03-14-2016 10:29 AM
03-14-2016 11:12 AM - edited 03-14-2016 11:13 AM
The two example Proc Freq output tables you show have VERY different frequencies. To the point I'm not sure that the second is what you meant. Since you don't show any raw input and it looks like the code you did use likely varied from what you posted it is a bit hard to determine
If you want to specify a sample size you'd save yourself a lot of work by swithching to proc survey select and a strata variable. Then you could specify either a sample size or sample rate for each stratum (your Qual_flag variable it looks like).
proc surveyselect data=have out=want
sampsize=(1950 1950 1950 1950 1950) /* one value for each strata or level of the strata variable
if you have additiona strata you are not interested in subset the data with the
where clause data set option on the input data (have)*/
seed = 1234 /* seed is similar to use in ranuni to repeat sequence*/
one advantage: you'll get actual probability of selection and a sample weight variable is needed. If there are at least the number of records needed in each strata that is how many you will get in the output. The Have data set needs to be sorted by the strata variable.
03-16-2016 03:34 PM
I agree with @ballardw that using PROC SURVEYSELECT is more convenient for selecting random samples.

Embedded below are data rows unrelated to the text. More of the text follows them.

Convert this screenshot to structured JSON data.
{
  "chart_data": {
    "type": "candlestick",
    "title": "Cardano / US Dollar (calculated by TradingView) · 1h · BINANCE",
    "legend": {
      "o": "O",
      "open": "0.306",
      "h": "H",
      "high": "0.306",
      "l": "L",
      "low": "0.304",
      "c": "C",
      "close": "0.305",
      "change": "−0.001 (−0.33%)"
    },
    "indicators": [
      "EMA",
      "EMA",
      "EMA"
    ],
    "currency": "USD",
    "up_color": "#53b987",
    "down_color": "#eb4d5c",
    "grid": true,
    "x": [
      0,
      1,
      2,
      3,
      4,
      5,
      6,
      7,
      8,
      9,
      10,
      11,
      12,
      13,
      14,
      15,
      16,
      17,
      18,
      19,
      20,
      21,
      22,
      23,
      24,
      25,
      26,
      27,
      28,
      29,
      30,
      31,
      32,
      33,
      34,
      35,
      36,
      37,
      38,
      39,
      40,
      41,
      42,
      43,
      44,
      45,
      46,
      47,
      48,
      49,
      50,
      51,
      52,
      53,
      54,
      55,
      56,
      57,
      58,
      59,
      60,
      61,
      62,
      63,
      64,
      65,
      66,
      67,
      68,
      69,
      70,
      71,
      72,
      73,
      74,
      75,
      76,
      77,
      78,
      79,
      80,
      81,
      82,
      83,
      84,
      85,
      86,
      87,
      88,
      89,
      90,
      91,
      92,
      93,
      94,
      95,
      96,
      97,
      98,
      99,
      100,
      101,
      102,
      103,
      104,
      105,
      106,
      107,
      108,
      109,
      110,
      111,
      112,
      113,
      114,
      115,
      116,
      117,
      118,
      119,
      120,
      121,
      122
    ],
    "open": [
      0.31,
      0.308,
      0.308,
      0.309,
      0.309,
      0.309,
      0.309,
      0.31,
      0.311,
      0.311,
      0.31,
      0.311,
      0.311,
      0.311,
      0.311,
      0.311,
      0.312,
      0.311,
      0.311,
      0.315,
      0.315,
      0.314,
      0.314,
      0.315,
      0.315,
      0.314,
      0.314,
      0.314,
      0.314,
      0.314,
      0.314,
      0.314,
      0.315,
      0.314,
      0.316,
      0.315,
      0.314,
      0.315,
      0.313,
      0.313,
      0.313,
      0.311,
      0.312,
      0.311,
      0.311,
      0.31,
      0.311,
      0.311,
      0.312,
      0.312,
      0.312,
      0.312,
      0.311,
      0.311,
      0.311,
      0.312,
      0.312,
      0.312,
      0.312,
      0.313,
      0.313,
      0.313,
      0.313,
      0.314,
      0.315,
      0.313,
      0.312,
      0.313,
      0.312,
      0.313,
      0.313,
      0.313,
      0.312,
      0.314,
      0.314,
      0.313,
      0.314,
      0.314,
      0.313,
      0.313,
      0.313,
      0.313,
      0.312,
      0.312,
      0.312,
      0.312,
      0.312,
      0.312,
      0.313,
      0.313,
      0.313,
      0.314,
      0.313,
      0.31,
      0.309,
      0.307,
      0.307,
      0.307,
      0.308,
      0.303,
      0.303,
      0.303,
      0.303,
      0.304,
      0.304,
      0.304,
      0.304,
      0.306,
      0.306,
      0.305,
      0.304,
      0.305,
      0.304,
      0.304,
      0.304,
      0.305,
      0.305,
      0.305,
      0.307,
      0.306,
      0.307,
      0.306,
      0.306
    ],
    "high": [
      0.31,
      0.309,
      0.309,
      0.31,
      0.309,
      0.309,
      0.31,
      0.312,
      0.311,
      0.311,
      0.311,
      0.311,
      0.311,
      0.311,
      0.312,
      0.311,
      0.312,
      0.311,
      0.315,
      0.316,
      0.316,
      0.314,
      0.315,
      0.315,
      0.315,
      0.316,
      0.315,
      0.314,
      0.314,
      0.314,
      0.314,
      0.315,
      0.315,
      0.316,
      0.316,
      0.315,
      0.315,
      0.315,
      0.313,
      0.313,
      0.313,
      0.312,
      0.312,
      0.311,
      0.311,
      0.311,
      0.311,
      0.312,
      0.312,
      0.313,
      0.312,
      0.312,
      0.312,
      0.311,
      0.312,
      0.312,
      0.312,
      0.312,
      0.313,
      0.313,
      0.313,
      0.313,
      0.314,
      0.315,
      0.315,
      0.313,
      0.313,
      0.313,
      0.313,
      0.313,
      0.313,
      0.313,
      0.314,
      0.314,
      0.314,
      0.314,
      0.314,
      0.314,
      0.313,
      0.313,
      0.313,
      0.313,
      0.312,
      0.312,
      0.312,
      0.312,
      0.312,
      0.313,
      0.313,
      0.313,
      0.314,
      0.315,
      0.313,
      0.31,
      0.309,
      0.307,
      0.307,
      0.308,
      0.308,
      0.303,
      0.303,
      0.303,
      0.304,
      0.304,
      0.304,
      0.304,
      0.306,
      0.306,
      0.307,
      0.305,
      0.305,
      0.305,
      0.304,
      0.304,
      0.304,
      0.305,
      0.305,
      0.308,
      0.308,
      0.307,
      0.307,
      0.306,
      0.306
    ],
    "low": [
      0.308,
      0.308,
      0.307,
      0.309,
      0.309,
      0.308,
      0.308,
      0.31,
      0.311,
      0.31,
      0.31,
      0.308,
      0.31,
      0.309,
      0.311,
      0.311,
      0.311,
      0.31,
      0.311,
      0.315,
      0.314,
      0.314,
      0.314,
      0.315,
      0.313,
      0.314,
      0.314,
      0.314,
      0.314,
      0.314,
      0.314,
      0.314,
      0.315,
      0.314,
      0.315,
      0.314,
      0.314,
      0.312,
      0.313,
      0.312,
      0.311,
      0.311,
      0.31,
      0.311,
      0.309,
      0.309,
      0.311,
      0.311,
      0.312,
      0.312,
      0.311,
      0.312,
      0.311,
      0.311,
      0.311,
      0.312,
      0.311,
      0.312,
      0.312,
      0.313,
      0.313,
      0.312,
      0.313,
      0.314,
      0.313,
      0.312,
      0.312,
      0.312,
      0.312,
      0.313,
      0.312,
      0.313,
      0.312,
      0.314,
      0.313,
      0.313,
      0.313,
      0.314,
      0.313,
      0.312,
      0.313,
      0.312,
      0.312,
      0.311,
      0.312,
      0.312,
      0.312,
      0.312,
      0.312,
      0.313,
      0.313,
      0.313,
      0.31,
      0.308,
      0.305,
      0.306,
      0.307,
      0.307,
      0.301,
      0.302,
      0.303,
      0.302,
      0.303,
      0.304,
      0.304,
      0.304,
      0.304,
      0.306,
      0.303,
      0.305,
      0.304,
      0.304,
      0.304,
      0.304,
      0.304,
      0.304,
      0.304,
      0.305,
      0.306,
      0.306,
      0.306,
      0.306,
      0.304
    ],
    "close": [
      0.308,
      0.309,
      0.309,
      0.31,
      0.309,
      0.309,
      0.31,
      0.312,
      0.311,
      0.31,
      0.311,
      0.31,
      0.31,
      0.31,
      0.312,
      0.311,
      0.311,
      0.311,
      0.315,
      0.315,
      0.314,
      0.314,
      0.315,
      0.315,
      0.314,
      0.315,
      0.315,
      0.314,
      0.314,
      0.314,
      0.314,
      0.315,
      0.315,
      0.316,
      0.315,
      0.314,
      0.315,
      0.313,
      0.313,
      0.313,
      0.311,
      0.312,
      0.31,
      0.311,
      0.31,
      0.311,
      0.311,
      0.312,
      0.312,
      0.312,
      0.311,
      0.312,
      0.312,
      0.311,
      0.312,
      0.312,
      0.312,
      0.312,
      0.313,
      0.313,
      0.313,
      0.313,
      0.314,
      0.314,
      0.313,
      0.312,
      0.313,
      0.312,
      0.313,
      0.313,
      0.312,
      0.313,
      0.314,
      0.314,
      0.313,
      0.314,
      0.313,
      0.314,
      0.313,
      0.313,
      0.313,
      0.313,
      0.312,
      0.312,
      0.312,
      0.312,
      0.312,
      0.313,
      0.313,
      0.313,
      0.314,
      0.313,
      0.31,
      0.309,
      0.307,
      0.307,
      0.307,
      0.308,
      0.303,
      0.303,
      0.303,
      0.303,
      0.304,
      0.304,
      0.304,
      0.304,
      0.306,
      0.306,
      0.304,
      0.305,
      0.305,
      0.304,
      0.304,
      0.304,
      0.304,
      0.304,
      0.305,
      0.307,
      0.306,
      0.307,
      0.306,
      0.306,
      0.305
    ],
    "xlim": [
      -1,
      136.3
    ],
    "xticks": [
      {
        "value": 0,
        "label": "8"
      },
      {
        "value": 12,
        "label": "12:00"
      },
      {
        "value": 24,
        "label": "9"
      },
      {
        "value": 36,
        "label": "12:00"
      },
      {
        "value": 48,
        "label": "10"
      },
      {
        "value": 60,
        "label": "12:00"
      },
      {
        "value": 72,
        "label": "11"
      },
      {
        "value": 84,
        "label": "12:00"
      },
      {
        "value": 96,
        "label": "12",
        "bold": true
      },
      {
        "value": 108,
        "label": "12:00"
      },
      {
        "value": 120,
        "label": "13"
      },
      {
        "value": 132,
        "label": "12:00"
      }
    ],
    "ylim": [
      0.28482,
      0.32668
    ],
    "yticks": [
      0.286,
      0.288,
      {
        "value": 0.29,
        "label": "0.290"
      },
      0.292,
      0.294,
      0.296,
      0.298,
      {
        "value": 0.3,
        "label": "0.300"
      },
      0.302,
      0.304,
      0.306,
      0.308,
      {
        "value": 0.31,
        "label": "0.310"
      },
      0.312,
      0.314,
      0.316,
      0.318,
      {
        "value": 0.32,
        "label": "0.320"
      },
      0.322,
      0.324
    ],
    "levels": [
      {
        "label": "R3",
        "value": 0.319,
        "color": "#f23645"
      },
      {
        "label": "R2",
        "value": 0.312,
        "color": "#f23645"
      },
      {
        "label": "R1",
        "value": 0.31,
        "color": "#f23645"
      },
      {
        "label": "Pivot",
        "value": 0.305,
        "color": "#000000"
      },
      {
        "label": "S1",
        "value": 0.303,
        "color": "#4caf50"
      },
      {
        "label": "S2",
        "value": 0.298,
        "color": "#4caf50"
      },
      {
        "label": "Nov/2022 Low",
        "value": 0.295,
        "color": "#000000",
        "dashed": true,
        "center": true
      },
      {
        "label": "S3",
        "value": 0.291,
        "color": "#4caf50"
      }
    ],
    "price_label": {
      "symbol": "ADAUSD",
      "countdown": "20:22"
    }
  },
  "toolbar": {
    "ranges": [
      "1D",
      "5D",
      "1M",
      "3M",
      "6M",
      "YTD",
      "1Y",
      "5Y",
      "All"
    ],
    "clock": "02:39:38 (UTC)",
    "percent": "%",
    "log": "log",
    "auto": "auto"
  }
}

Still, I would like to encourage you to review the results produced by this procedure (or any other software for that matter) in the same way as you did with your data step approach. (I recently came across a seemingly surprising result of PROC SURVEYSELECT, but haven't investigated the cause yet.)
Sometimes it's a procedure option that you forgot to specify correctly, in rare cases it may even be a bug that distorts the results. (In 2001 I reported a bug in the CDF function of SAS 6.12 TS050 which led to grossly incorrect results for certain arguments.)
As to your question, I'm not aware of a change between SAS versions 9.1 and 9.4 which could explain what you describe. Moreover, the results in your final PROC FREQ output seem plausible to me.
You are surprised that the frequencies (for the first four categories; the fifth frequency necessarily equals 1917) are not closer to the expected value 1950? This would mean that you suspect that one or more of the selection probabilities are different from 1950/13183, 1950/11362, 1950/4506 and 1950/3980, respectively, right?
So, let's perform exact two-sided binomial tests for the four selections (which I think can be regarded as independent), including an adjustment for multiple testing:
data have; input c $ t sel; cards; C71_80 13183 1937 C81_90 11362 1885 C91_95 4506 1968 C96_10 3980 1905 ; data test; set have; s=1; n=sel; output; s=0; n=t-sel; output; p0=1950/t; call execute(cats('proc freq data=test; where c="', c, '"; weight n;', 'exact binomial; tables s / binomial(level="1" p=', p0, '); output out=stats',_n_, '(keep=xp2_bin) binomial; run;')); run; data stats; set stats1-stats4 nobs=k; p_adj=1-(1-xp2_bin)**k; /* Šidák adjusted p-value */ proc print; run;
Obs XP2_BIN p_adj 1 0.76109 0.99674 2 0.10757 0.36570 3 0.59843 0.97400 4 0.15820 0.49784
The adjusted p-values (and even the unadjusted ones) are all >0.05, so there is no evidence that the null hypotheses are not true.